May 1, 2010: The Grand Ole Opry House sustained major damage as the Cumberland River spills over its banks after heavy rain in Nashville. The Opry would be unable to return to the Opry House until September and would spend the summer months at various locations around Nashville including the Ryman Auditorium, Two Rivers Baptist Church and War Memorial Auditorium.


  1. Porter's last Opry performance was one I will never forget. He clearly didn't have long to live, yet was flawless in his delivery. He was still the boss when working with Dolly.
    It was an amazing evening.

  2. I had the good fortune to be backstage on the night of Porter's 50th Anniversary. It was electric. Honestly, the Opry has never been the same since Porter has been gone. We'll probably never see the same kind of leadership that he showed. His passing left a HUGE hole in the cast.

    Also, thanks for mentioning the note about Mother Maybelle's complaints about not being given many spots on the Opry. It's incredible Opry management did that to such a living legend, which as alluded in the book "Will You Miss Me When I'm Gone" (which by the way is an EXCELLENT read on the Carter Family)is one of the reasons the Carter's ultimately left the cast around 1967. Mother Maybelle and the Carter Sisters don't get the recognition, in my opinion, they deserve. They were one of the top acts in the 1950s into the 1960s besides being responsible for bringing Chet Atkins to Nashville. Let's also not forget that at one point Mother Maybelle left the music business and was working in a nursing home and largely forgotten until Earl Scruggs got her to record with Flatt & Scruggs. That album "Songs of the Famous Carter Family" is amazing. The story goes that Earl, who was an EXCELLENT Carter-scratch guitar picker, was having trouble with the lick on Wildwood Flower so Maybelle (who played autoharp on the album) picked up the guitar and did the solo uncredited on the album. One night, after a concert in Wichita about 2000 or so I was visiting with Earl and I mentioned Mother Maybelle to him. I will never forget what he quietly said: "It was a honor to have her in my home." Several years ago I bought a bootleg CD with nothing but live Opry performances from Mother Maybelle and the Carter Sisters and it is wonderful. I would really like to see Helen, June and Anita go in the Hall of Fame together.


  3. Fred in Bismarck:

    Thanks, Byron. Pretty sly about Travis Tritt.
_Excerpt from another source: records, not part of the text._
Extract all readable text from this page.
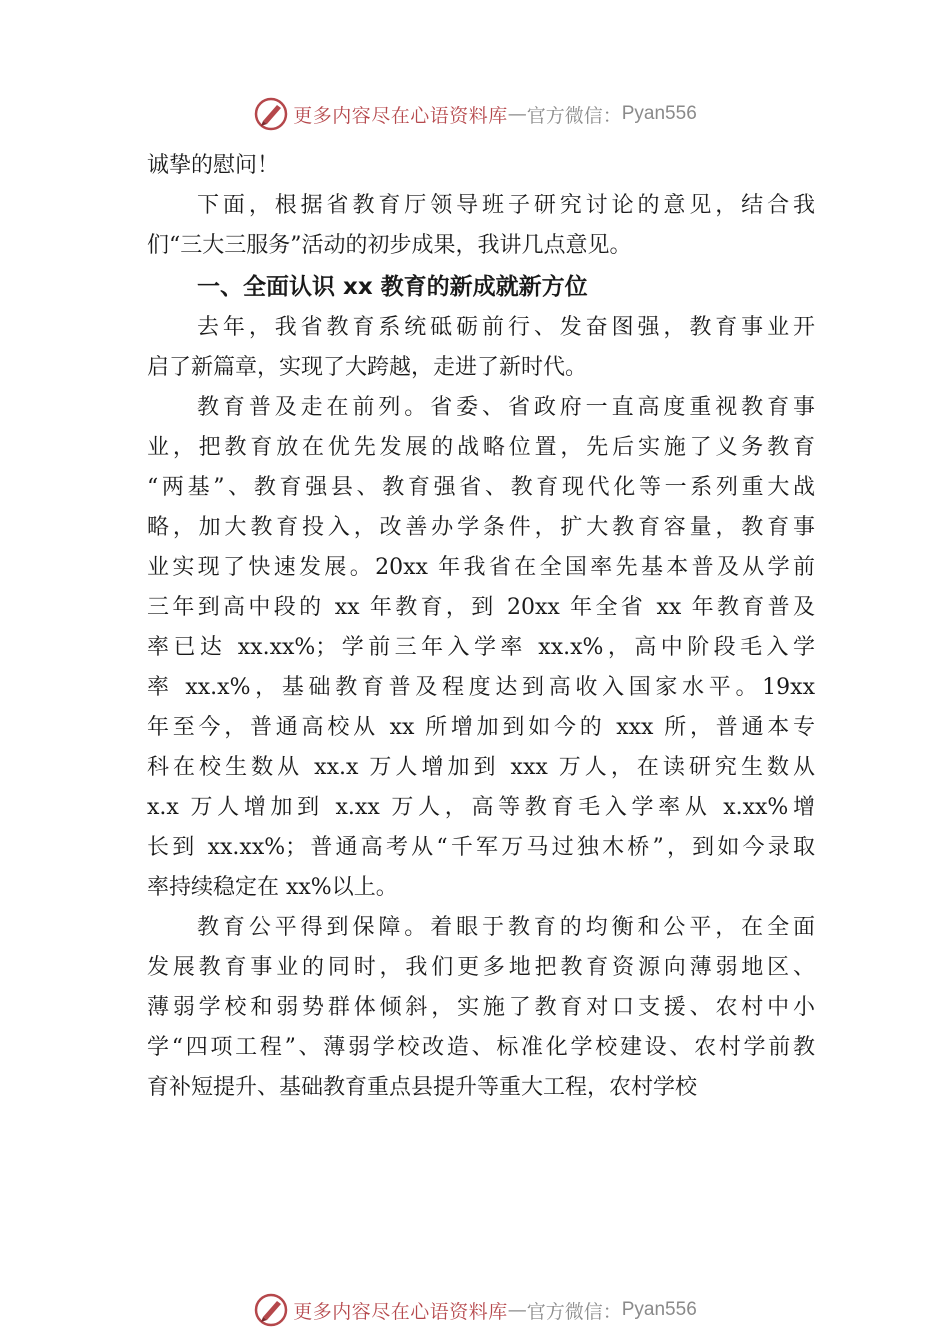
更多内容尽在心语资料库 — 官方微信： Pyan556
诚挚的慰问！
下面，根据省教育厅领导班子研究讨论的意见，结合我
们“三大三服务”活动的初步成果，我讲几点意见。
一、全面认识 xx 教育的新成就新方位
去年，我省教育系统砥砺前行、发奋图强，教育事业开
启了新篇章，实现了大跨越，走进了新时代。
教育普及走在前列。省委、省政府一直高度重视教育事
业，把教育放在优先发展的战略位置，先后实施了义务教育
“两基”、教育强县、教育强省、教育现代化等一系列重大战
略，加大教育投入，改善办学条件，扩大教育容量，教育事
业实现了快速发展。20xx 年我省在全国率先基本普及从学前
三年到高中段的 xx 年教育，到 20xx 年全省 xx 年教育普及
率已达 xx.xx%；学前三年入学率 xx.x%，高中阶段毛入学
率 xx.x%，基础教育普及程度达到高收入国家水平。19xx
年至今，普通高校从 xx 所增加到如今的 xxx 所，普通本专
科在校生数从 xx.x 万人增加到 xxx 万人，在读研究生数从
x.x 万人增加到 x.xx 万人，高等教育毛入学率从 x.xx%增
长到 xx.xx%；普通高考从“千军万马过独木桥”，到如今录取
率持续稳定在 xx%以上。
教育公平得到保障。着眼于教育的均衡和公平，在全面
发展教育事业的同时，我们更多地把教育资源向薄弱地区、
薄弱学校和弱势群体倾斜，实施了教育对口支援、农村中小
学“四项工程”、薄弱学校改造、标准化学校建设、农村学前教
育补短提升、基础教育重点县提升等重大工程，农村学校
更多内容尽在心语资料库 — 官方微信： Pyan556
    I will second Nat and Oldtime about Porter. He was one of the last of the authentic country boys; listening to him the other night, I marveled anew at his singing style, so plain yet so expressive. I would run him right up there with Hank Williams for greatest pure country voice (male category).

    As for his country background, he reminisced somewhere about the old farmer back home who tried to throw cold water on his youthful ambitions, telling him he would "never do anything but look up the hind end of a mule."

    Porter said, "I wish I could see him now." He seems to have the sentiment backward ... but maybe not.